As scandals ranging from Cecil the lion to cyanide poisoning of elephants hit Zimbabwe, the country's wildlife industry fears for its reputation and pledges stricter controls. First there was the case of Cecil the lion. Then an elephant killed by another trophy hunter sparked new international outrage. And reports keep emerging of poachers poisoning dozens of elephants with cyanide. As one scandal after another hits Zimbabwe's wildlife industry, the sector is concerned about its future.
"It is essential that we protect trophy hunting," said Louis Muller, chairman of the Zimbabwe Professional Hunters and Guides Association. Critics of the industry want to ban trophy hunting, but Muller and others working in it argue that it brings much-needed revenue to the impoverished southern African country, benefits local people and keeps wild areas wild.
Zimbabwe's wildlife industry comprises ecotourism, which generates more than 200 million dollars annually, and trophy hunting, which brings in 20 million dollars, according to the conservation group Zimbabwe Conservation Task Force. The spotlight has been on trophy hunting after US hunter Walter Palmer killed the GPS-collared lion Cecil in July near Hwange, Zimbabwe's largest national park. He reportedly paid 50,000 dollars for the hunt.
Government quotas allow for a certain number of hunting permits for different species, including about 500 for elephants and several dozen for lions annually. The hunting industry argues that Zimbabwe's herd of about 80,000 elephants is too large and that hunting lions - estimated to number up to 1,600 - helps to preserve the big cats by keeping hunting areas for hunting and preventing human encroachment.
Hunting collared lions is legal, but Palmer's guide and the owner of the hunting ground are facing trial on charges of not having had permission to organise the hunt. Another safari operator is also facing trial for an allegedly illegal lion hunt by another US citizen. "Many trophy hunters operate without permits," Zimbabwe Conservation Task Force chairman Johnny Rodrigues said. "There are some rogue outfitters out there," Muller admitted, but he said such cases were exceptions.

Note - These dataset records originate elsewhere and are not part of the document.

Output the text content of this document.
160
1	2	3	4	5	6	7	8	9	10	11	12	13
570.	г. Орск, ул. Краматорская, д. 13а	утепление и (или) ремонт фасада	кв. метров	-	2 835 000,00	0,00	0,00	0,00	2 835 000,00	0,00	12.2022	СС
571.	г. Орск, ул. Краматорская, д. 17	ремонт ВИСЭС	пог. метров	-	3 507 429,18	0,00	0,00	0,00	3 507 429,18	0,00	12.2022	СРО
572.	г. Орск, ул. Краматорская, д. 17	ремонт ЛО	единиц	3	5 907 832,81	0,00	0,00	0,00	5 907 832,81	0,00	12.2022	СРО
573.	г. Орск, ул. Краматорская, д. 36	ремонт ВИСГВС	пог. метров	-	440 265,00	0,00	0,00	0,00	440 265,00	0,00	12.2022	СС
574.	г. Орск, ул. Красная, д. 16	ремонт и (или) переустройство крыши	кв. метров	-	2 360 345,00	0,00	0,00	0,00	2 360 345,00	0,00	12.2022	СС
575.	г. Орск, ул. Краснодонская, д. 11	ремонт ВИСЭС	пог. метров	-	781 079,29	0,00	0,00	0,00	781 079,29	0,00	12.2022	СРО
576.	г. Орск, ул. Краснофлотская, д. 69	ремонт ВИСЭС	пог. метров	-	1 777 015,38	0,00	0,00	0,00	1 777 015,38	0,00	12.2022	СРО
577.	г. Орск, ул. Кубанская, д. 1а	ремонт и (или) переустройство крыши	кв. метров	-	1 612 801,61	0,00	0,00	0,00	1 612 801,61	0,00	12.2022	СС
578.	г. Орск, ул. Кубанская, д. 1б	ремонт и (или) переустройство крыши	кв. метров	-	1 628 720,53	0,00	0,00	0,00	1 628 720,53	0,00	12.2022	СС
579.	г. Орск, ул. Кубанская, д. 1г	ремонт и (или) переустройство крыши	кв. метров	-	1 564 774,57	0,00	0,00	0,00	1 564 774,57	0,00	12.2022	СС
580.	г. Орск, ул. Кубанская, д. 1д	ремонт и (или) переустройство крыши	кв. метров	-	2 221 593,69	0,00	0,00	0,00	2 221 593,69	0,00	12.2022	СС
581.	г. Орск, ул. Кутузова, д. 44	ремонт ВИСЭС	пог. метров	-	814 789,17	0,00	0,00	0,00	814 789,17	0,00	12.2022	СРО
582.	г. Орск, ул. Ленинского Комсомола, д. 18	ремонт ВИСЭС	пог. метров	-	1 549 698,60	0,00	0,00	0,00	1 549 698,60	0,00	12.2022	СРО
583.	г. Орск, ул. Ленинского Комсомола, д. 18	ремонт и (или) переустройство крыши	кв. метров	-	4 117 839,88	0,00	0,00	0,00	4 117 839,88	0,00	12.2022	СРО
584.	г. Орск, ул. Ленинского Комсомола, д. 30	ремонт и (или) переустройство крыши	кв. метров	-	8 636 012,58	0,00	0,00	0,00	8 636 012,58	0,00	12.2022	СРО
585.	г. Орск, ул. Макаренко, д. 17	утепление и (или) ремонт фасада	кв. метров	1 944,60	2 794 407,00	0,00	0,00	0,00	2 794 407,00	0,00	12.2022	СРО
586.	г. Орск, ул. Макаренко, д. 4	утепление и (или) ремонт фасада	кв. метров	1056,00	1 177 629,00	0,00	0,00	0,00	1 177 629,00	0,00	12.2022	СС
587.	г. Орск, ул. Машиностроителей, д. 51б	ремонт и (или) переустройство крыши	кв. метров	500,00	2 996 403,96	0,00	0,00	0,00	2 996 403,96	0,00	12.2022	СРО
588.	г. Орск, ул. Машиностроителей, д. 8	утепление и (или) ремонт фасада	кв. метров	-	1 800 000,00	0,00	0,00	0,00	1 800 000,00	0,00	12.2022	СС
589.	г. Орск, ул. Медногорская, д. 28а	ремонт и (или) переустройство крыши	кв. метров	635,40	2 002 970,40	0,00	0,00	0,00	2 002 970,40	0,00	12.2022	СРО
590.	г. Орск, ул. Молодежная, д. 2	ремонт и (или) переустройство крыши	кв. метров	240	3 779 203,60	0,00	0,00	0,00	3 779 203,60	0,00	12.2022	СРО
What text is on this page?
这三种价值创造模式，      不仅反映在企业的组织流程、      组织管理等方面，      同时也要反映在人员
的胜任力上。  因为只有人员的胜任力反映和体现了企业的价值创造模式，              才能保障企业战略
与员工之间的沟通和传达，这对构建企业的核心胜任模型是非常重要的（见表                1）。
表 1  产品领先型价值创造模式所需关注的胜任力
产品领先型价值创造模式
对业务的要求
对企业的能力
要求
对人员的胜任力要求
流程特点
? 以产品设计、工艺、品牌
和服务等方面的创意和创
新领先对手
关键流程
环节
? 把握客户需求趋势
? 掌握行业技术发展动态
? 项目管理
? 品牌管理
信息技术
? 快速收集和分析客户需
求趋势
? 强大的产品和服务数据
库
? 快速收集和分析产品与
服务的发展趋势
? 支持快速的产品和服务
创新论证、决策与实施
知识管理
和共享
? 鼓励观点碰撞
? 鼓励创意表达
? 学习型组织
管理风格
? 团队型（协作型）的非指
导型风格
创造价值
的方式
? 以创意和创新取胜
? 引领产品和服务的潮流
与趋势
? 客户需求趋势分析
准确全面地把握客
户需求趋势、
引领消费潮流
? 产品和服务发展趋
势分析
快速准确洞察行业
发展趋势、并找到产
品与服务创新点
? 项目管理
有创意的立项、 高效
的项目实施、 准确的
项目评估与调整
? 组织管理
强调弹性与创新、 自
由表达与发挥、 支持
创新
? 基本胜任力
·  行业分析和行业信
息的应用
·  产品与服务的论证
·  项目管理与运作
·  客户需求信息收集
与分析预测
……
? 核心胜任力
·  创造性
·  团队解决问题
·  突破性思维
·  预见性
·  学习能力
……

Legislation requires rangers to accompany hunters on land controlled by the wildlife authority or on communal land while a private landowner "in most cases will send a ranger employed by him," Muller said. The killing of a large elephant by a German hunter that made headlines in October was legal, the wildlife authority has said, but many Western campaigners demand a ban on the entire practice, arguing that killing animals for trophies is immoral.
The hunting industry benefits 800,000 people living in communities allowing hunts on their land, who get income from the fees paid by operators and hunters, Muller countered. He did, however, pledge that the hunting industry would increase "self-regulation" to prevent illegal hunts. While the controversy over hunting rages on, the safari industry is worried about dozens of elephant carcasses discovered mainly in the Hwange area.
They had been poisoned by cyanide placed near waterholes - a relatively new method that makes it possible to quietly kill large numbers of animals. "It will definitely have an impact" on tourism, said Emmanuel Fundira, president of the Safari Operators Association of Zimbabwe. Poachers reportedly poisoned 300 elephants already in 2013 when photographs of carcasses reduced tourist arrivals in Hwange, tourism operators said.
Deficient controls at mines using cyanide allow poachers to access the poison, Fundira said. Zimbabwe has only 3,000 to 3,500 rangers, according to the Conservation Task Force and Safari Operators Association. They police more than 80,000 square kilometres under conservation - an area about the size of Austria.
The country's economic woes have left it with few resources for the wildlife sector. An unemployment rate of more than 80 percent in the formal economy deprives the government of tax revenue while the expropriation of white-owned farms starting in 2000 contributed to the West slashing its aid. Controls are also hampered by corruption as wildlife criminals bribe officials and judges, Rodrigues said. Many of the poachers are poor rural people selling ivory to middlemen, who pay them a fraction of the black market price, said Tom Milliken from the wildlife trade monitoring network Traffic.
Ivory reportedly sells for more than 2,000 dollars per kilogramme in China, where it is used for making decorative objects. Wildlife park employees sometimes collude with poachers. Some have been arrested for smuggling ivory. Press reports implicating rangers and police in cyanide poaching were denied by police. Environmentalists say rangers even poach antelopes and other animals themselves to eat them. The government has announced a crackdown on poaching, including hiring more rangers; purchasing equipment, including drones; and imposing stiffer sentences. "[Rangers'] salaries are very low, and they lack basics like tents and food," Environment Minister Oppah Muchinguri-Kashiri said, "so it is easy for them to be tempted into poaching."